True it has an effect. So i looked into that one in detail (a while ago)... its enthalpy is quite small in comparison. Vaporisation of the water makes it look negligible. And the difference in molar wt means the impact on the concentration by weight is also small as well. So the energy for vaporisation has to come mostly from somewhere else.
I knew that the energy of vaporisation would be large, but I'm a little surprised it's that overpowering. Well no point playing with that one any more.
What I'm finding out is that temperatures inside the hive are far from homogeneous even in a poly hive, and vary in both time and space a lot. I've been trying to find a way to avoid detailed calculations by using the law of conservation of energy in the same tricky ways physicists do.
Has anyone published detailed temperature data? I'm thinking something like a 4x4x4 grid of temperature sensors with doubled sensors on the outer walls to give detailed outer surface and inner surface data. Compiled over a year at five minute intervals that would make a very interesting data set but probably quite manageable with today's desktop computers.

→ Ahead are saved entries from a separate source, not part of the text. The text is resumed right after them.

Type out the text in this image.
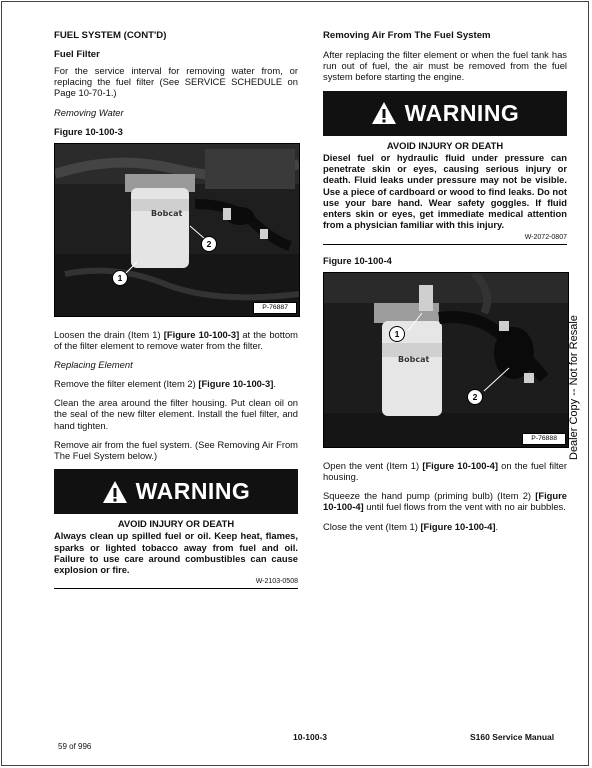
FUEL SYSTEM (CONT'D)
Fuel Filter

For the service interval for removing water from, or replacing the fuel filter (See SERVICE SCHEDULE on Page 10-70-1.)

Removing Water

Figure 10-100-3
Bobcat
1
2
P-76887

Loosen the drain (Item 1) [Figure 10-100-3] at the bottom of the filter element to remove water from the filter.

Replacing Element

Remove the filter element (Item 2) [Figure 10-100-3].

Clean the area around the filter housing. Put clean oil on the seal of the new filter element. Install the fuel filter, and hand tighten.

Remove air from the fuel system. (See Removing Air From The Fuel System below.)

WARNING

AVOID INJURY OR DEATH

Always clean up spilled fuel or oil. Keep heat, flames, sparks or lighted tobacco away from fuel and oil. Failure to use care around combustibles can cause explosion or fire.

W-2103-0508

Removing Air From The Fuel System

After replacing the filter element or when the fuel tank has run out of fuel, the air must be removed from the fuel system before starting the engine.

WARNING

AVOID INJURY OR DEATH

Diesel fuel or hydraulic fluid under pressure can penetrate skin or eyes, causing serious injury or death. Fluid leaks under pressure may not be visible. Use a piece of cardboard or wood to find leaks. Do not use your bare hand. Wear safety goggles. If fluid enters skin or eyes, get immediate medical attention from a physician familiar with this injury.

W-2072-0807

Figure 10-100-4
Bobcat
1
2
P-76888

Open the vent (Item 1) [Figure 10-100-4] on the fuel filter housing.

Squeeze the hand pump (priming bulb) (Item 2) [Figure 10-100-4] until fuel flows from the vent with no air bubbles.

Close the vent (Item 1) [Figure 10-100-4].

Dealer Copy -- Not for Resale
59 of 996
10-100-3	S160 Service Manual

You could have the computer do brute force integrations day by day and see just how much energy is coming through the walls under all the various weathers and with all the various bee activities. If those numbers turn out to be too low to affect nectar reduction, that's the end of it.

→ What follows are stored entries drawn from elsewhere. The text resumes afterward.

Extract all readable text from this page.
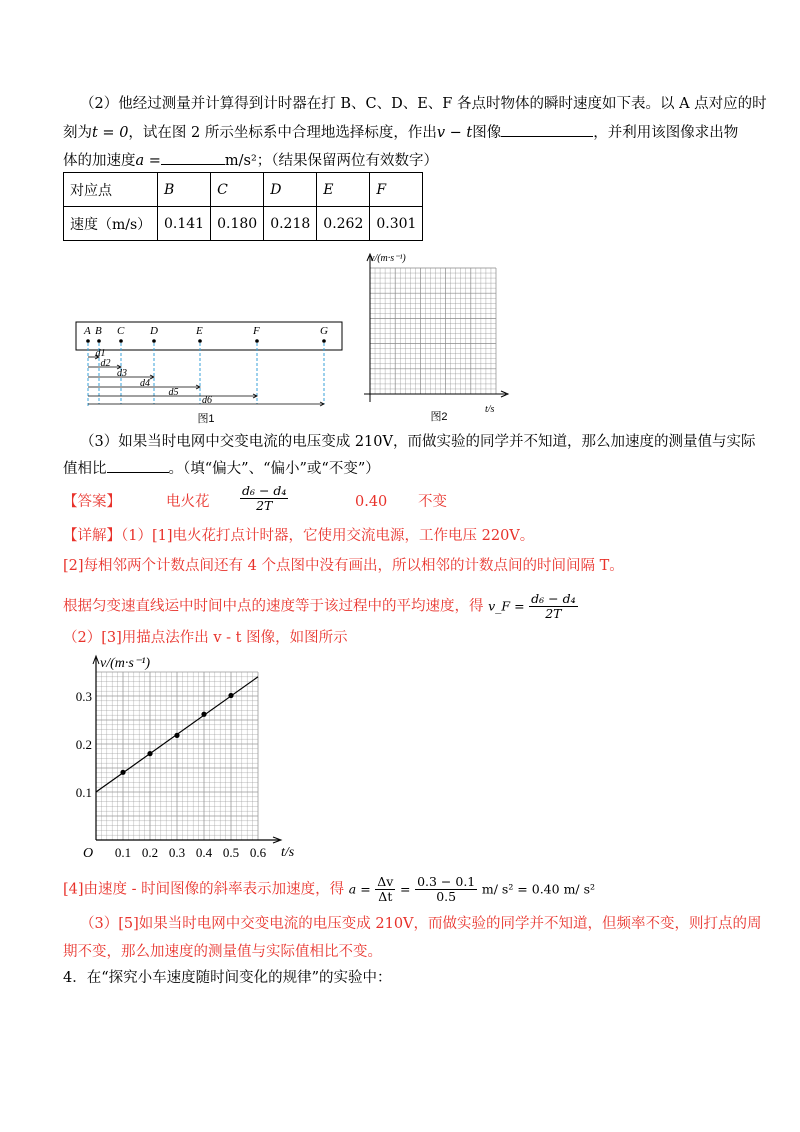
（2）他经过测量并计算得到计时器在打 B、C、D、E、F 各点时物体的瞬时速度如下表。以 A 点对应的时
刻为t = 0，试在图 2 所示坐标系中合理地选择标度，作出v − t图像	，并利用该图像求出物
体的加速度a =	m/s²；（结果保留两位有效数字）
对应点	B	C	D	E	F
速度（m/s）	0.141	0.180	0.218	0.262	0.301
A B C D	E	F	G
d1
d2
d3
d4
d5
d6
图1
v/(m·s⁻¹)
t/s
图2
（3）如果当时电网中交变电流的电压变成 210V，而做实验的同学并不知道，那么加速度的测量值与实际
值相比	。（填“偏大”、“偏小”或“不变”）
【答案】	电火花 $\frac{\text{d₆ − d₄}}{2T}$	0.40 不变
【详解】（1）[1]电火花打点计时器，它使用交流电源，工作电压 220V。
[2]每相邻两个计数点间还有 4 个点图中没有画出，所以相邻的计数点间的时间间隔 T。
根据匀变速直线运中时间中点的速度等于该过程中的平均速度，得 v_F = $\frac{\text{d₆ − d₄}}{2T}$
（2）[3]用描点法作出 v - t 图像，如图所示
0.1 0.2 0.3 0.4 0.5 0.6
0.1
0.2
0.3
v/(m·s⁻¹)
t/s
O
[4]由速度 - 时间图像的斜率表示加速度，得 $a = \frac{\Delta v}{\Delta t} = \frac{0.3 - 0.1}{0.5} m/$ s² = 0.40 m/ s²
（3）[5]如果当时电网中交变电流的电压变成 210V，而做实验的同学并不知道，但频率不变，则打点的周
期不变，那么加速度的测量值与实际值相比不变。
4．在“探究小车速度随时间变化的规律”的实验中：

If not, then there are many ways to go... computer controlled heaters, louver systems, aluminized mylar on the hive and other forms of solar reflectors both built in and standoff. Maybe even forced ventilation.
Reliability will be a big issue, you wouldn't want to lose all your hives to a power failure. Expense is another biggie, no point in achieving perfect temp control if the cost is hundreds of euros per hive.
So much to think about, so many things that could go wrong or that bees might dislike.
Thanks for the book reference. I don't have access to a university library, but I'll see what the local has.